Baseball player Alex Rodriguez is in a hitting slump. Today there was an interview in the New York Times with his sports performance consultant, Jim Fannin. Fannin said the following about elite athletes. An elite athlete has fewer thoughts than the average athlete because they can focus better on the task at hand, namely to perform at a high level, and so spends less time wrestling with all the chaotic insecure thoughts the rest of us have: “I’m not quick enough”, “I lost last time so I’ll probably lose again”, “the world is falling apart and I’m playing this silly game”, “he hate me”, whatever. An elite athlete does not think about a slump, they think about their next at bat or their next jump shot.
There are three important ideas here. An elite athlete thinks differently than most of us, has the ability to mentally focus on the task at hand regardless of the immense pressure and expectations surrounding them, and is able to keep their thoughts in the present instead of dwelling on past events such as the last 17 times they went to bat and didn’t get a hit.

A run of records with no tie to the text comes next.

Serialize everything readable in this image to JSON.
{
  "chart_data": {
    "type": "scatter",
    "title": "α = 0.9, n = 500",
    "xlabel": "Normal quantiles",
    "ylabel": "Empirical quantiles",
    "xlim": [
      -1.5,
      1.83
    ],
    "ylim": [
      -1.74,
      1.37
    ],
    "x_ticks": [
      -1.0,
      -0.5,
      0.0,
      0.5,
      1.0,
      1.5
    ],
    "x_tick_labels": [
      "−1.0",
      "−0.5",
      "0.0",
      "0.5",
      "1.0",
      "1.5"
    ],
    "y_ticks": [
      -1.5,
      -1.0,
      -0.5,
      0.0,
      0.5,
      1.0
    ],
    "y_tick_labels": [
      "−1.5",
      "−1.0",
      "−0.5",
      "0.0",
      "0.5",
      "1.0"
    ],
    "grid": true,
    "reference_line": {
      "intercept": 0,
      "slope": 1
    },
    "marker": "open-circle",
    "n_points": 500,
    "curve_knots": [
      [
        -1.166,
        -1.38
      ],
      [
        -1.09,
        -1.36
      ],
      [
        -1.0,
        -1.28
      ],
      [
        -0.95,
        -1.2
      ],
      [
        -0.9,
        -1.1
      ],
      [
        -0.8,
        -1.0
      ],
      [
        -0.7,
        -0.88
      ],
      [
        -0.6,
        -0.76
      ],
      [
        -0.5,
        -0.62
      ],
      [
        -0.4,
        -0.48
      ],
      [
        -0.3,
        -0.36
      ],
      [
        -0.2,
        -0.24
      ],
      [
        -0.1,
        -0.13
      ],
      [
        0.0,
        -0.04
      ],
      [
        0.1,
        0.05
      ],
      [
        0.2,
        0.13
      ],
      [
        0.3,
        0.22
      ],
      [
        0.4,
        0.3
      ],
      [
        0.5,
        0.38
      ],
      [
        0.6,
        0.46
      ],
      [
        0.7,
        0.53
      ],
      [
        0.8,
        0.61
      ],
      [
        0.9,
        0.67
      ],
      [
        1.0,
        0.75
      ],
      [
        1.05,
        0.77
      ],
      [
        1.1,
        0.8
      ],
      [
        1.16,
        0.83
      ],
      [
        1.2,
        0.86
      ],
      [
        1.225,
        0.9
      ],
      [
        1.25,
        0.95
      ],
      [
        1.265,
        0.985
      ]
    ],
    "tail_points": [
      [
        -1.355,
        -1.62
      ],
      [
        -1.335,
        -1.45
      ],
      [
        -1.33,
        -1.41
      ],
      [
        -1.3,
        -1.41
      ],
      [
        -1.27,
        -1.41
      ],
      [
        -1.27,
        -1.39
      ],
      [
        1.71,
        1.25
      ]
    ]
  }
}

Lanny Bassham recognized that athletes think differently and interviewed many elite athletes to find out how they succeed where others don’t. See competition for an example of how an elite athlete might approach a day of competition. Notice how one keeps the mind occupied to keep all those pesky, persistent, nagging negative thoughts at bay. You can only think of one thing at a time.

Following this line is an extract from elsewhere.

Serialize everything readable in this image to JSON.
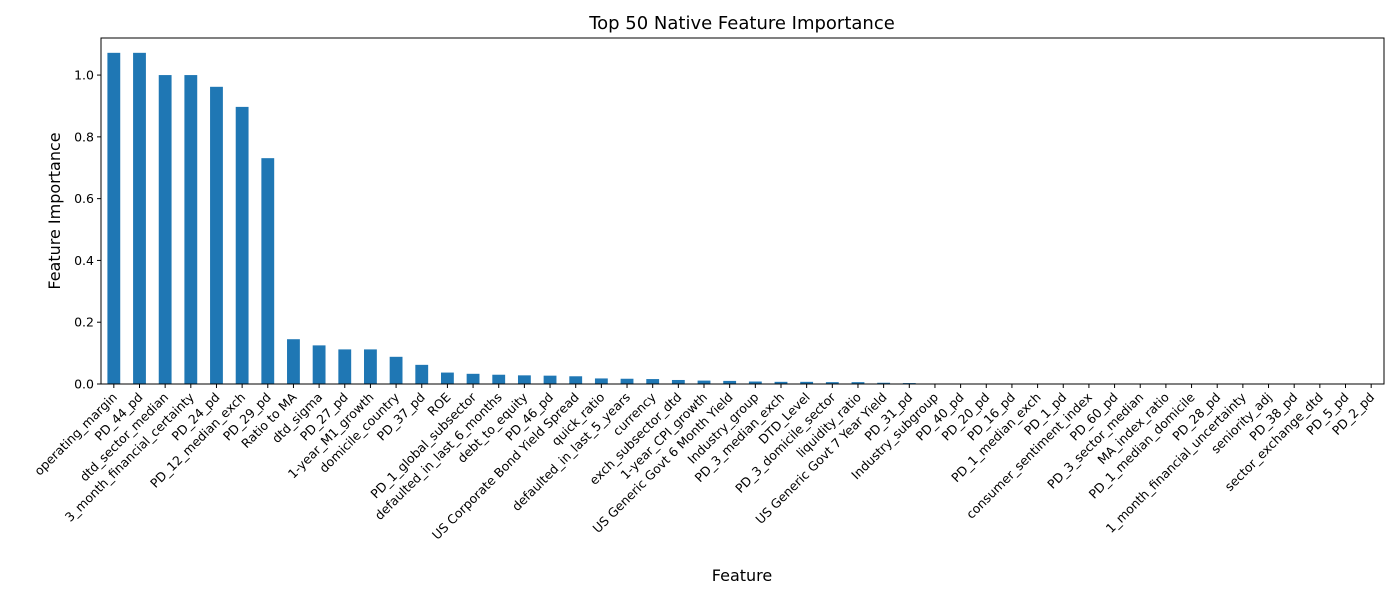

Here is Krishnamacharya’s translation of the second sutra of Patanjali’s Yoga sutras: “Yoga is the ability to direct the mind exclusively towards an object and sustain that direction without any distractions.” Sounds very much like “the ability to mentally focus on the task at hand regardless of the immense pressure and expectations surrounding them.”

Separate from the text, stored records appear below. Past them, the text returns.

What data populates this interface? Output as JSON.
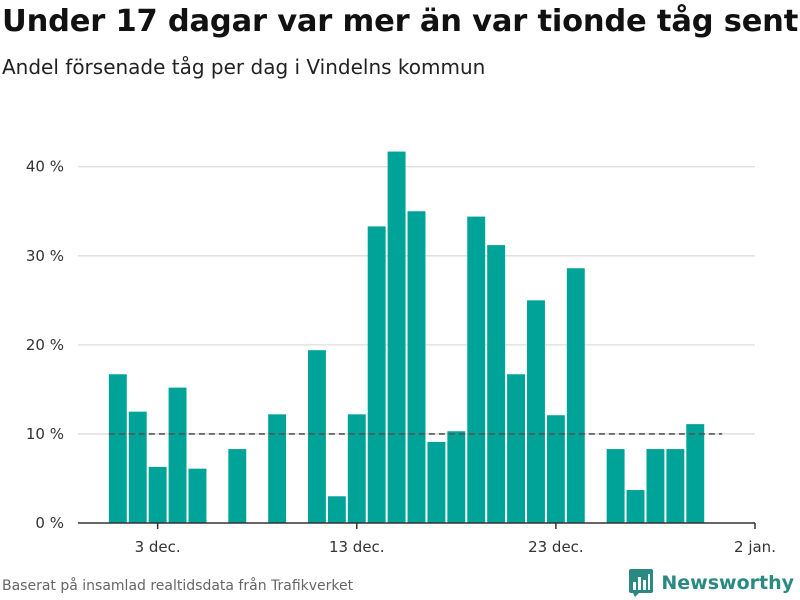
{
  "title": "Under 17 dagar var mer än var tionde tåg sent",
  "subtitle": "Andel försenade tåg per dag i Vindelns kommun",
  "footer": {
    "source": "Baserat på insamlad realtidsdata från Trafikverket",
    "brand": "Newsworthy",
    "logo_icon": "bar-chart-logo-icon"
  },
  "colors": {
    "bar": "#00a398",
    "reference_line": "#555555",
    "grid": "#dddddd",
    "brand": "#2a8a82"
  },
  "chart_data": {
    "type": "bar",
    "x_type": "date",
    "dates": [
      "2018-12-01",
      "2018-12-02",
      "2018-12-03",
      "2018-12-04",
      "2018-12-05",
      "2018-12-06",
      "2018-12-07",
      "2018-12-08",
      "2018-12-09",
      "2018-12-10",
      "2018-12-11",
      "2018-12-12",
      "2018-12-13",
      "2018-12-14",
      "2018-12-15",
      "2018-12-16",
      "2018-12-17",
      "2018-12-18",
      "2018-12-19",
      "2018-12-20",
      "2018-12-21",
      "2018-12-22",
      "2018-12-23",
      "2018-12-24",
      "2018-12-25",
      "2018-12-26",
      "2018-12-27",
      "2018-12-28",
      "2018-12-29",
      "2018-12-30"
    ],
    "values": [
      16.7,
      12.5,
      6.3,
      15.2,
      6.1,
      null,
      8.3,
      null,
      12.2,
      null,
      19.4,
      3.0,
      12.2,
      33.3,
      41.7,
      35.0,
      9.1,
      10.3,
      34.4,
      31.2,
      16.7,
      25.0,
      12.1,
      28.6,
      null,
      8.3,
      3.7,
      8.3,
      8.3,
      11.1
    ],
    "reference_line": 10,
    "xticks": [
      {
        "date": "2018-12-03",
        "label": "3 dec."
      },
      {
        "date": "2018-12-13",
        "label": "13 dec."
      },
      {
        "date": "2018-12-23",
        "label": "23 dec."
      },
      {
        "date": "2019-01-02",
        "label": "2 jan."
      }
    ],
    "xlim": [
      "2018-11-29",
      "2019-01-02"
    ],
    "yticks": [
      {
        "value": 0,
        "label": "0 %"
      },
      {
        "value": 10,
        "label": "10 %"
      },
      {
        "value": 20,
        "label": "20 %"
      },
      {
        "value": 30,
        "label": "30 %"
      },
      {
        "value": 40,
        "label": "40 %"
      }
    ],
    "ylim": [
      0,
      43
    ],
    "grid": true,
    "legend": "none"
  }
}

A recovering addict once said to me, “If you have one foot in the past and one foot in the future, you are pissing on the present.” Not an appealing image but an important idea. The only place you can take any action is in the present, the past is long gone. The Power of Now by Eckhart Tolle is a superb discussion of the benefits of staying in the present and the folly of dwelling on the past. I’m on my 4th or 5th slow readthrough.
By the way, Fannin likes to speak to his clients once a day and see them in person each month. Working with the mind is not a sometime thing.
Practice Report: worked out at the gym for an hour and a half
Solutions Analysis: the slower I do the exercises, the more effective I can do them.